PURPOSE: Structure of an exhaust manifold for improving performance of an engine is provided to increase the amount of suction air, and to improve torque and output of the engine at low and middle speed driving ranges by minimizing counter flow of exhaust gas in opening an intake valve with preventing reflection of exhaust pressure and exhaust interference in exhausting. CONSTITUTION: First, second, third and fourth runners(2¯5) are formed in a flange(1) to guide and discharge exhaust gas from each cylinder of an engine, and combined with the exhaust part of the engine.

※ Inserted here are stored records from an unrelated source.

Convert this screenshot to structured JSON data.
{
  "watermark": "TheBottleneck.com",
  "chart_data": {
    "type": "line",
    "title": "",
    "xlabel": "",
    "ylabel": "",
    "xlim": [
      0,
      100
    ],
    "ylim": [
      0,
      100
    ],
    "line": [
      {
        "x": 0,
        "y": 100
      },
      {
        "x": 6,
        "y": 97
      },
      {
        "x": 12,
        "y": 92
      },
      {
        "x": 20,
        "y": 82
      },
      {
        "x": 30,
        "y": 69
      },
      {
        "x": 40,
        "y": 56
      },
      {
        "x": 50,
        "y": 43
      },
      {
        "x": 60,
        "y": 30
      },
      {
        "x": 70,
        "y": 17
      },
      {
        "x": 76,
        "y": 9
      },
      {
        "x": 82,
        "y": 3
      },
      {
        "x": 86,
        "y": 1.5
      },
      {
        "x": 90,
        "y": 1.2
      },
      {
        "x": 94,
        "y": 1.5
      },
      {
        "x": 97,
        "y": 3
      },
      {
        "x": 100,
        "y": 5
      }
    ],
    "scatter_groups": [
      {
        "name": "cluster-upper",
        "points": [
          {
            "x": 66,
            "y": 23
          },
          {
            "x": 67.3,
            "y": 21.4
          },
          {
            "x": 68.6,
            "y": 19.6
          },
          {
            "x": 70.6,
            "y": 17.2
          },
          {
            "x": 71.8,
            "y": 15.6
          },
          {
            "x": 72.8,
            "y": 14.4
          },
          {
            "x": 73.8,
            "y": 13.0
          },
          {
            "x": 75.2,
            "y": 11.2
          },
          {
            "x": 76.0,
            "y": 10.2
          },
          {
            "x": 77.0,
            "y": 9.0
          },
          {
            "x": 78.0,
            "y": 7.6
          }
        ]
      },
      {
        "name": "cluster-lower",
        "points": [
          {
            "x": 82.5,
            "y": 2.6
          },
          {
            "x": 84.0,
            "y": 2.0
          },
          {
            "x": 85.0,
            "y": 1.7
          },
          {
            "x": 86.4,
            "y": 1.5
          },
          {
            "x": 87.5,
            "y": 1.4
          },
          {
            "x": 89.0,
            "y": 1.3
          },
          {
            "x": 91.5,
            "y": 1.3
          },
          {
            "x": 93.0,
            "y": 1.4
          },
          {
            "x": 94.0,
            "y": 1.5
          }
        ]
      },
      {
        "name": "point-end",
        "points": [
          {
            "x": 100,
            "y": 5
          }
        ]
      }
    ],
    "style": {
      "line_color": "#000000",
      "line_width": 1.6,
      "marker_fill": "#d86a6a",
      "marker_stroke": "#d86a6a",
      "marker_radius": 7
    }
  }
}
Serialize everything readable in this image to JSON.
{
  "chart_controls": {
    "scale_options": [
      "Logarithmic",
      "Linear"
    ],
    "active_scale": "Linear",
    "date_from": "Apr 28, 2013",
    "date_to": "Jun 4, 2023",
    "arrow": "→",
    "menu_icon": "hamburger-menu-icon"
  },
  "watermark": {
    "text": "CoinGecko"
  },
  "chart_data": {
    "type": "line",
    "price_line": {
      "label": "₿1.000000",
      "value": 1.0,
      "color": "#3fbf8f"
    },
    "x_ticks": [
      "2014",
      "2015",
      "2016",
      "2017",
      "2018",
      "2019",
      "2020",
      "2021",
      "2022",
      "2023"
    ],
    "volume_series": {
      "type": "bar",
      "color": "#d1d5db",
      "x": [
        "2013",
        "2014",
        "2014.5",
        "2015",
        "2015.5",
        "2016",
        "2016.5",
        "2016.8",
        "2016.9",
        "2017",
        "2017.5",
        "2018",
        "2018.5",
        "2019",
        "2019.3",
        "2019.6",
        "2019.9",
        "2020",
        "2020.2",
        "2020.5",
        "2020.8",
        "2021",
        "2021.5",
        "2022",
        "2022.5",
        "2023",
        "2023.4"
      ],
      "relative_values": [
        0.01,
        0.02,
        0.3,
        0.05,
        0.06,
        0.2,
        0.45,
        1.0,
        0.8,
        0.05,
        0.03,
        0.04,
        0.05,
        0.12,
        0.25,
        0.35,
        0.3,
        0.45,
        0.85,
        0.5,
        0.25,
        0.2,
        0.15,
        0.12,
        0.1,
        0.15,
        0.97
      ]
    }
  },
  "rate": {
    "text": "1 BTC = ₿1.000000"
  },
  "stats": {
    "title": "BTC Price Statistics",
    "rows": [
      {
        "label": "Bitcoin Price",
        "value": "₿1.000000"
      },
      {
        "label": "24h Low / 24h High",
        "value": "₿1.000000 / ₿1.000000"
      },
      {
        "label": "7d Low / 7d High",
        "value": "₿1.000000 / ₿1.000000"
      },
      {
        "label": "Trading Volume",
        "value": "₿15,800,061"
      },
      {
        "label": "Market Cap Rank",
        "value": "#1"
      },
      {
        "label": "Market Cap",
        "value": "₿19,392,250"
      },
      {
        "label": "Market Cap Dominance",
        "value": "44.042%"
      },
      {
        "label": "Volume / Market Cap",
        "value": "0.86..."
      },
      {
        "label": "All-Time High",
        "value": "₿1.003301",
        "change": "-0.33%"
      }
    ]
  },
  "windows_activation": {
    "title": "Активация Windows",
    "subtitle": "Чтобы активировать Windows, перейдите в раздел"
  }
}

Four runners are streamlined to easily discharge exhaust gas, and the length of each runner is the same. A first confluence part(10) is formed in the ends of four runners to join first and fourth runners and second and third runners and discharge exhaust gas backward. The first confluence part comprises a first confluence pipe(12) joining the first runner and the fourth runner, and a second confluence pipe(13) joining the second runner and the third runner.

Description

Structure of exhaust manifold for improving engine performance

The present invention relates to an exhaust manifold structure for improving engine performance, and in particular, by minimizing reflected wave generation and exhaust interference of exhaust pressure during exhaust operation, minimizing reverse flow of exhaust gas when opening the intake valve, thereby increasing air intake. The present invention relates to an exhaust manifold structure for improving engine performance by which torque and power in a medium-low speed drive section of an engine are greatly improved.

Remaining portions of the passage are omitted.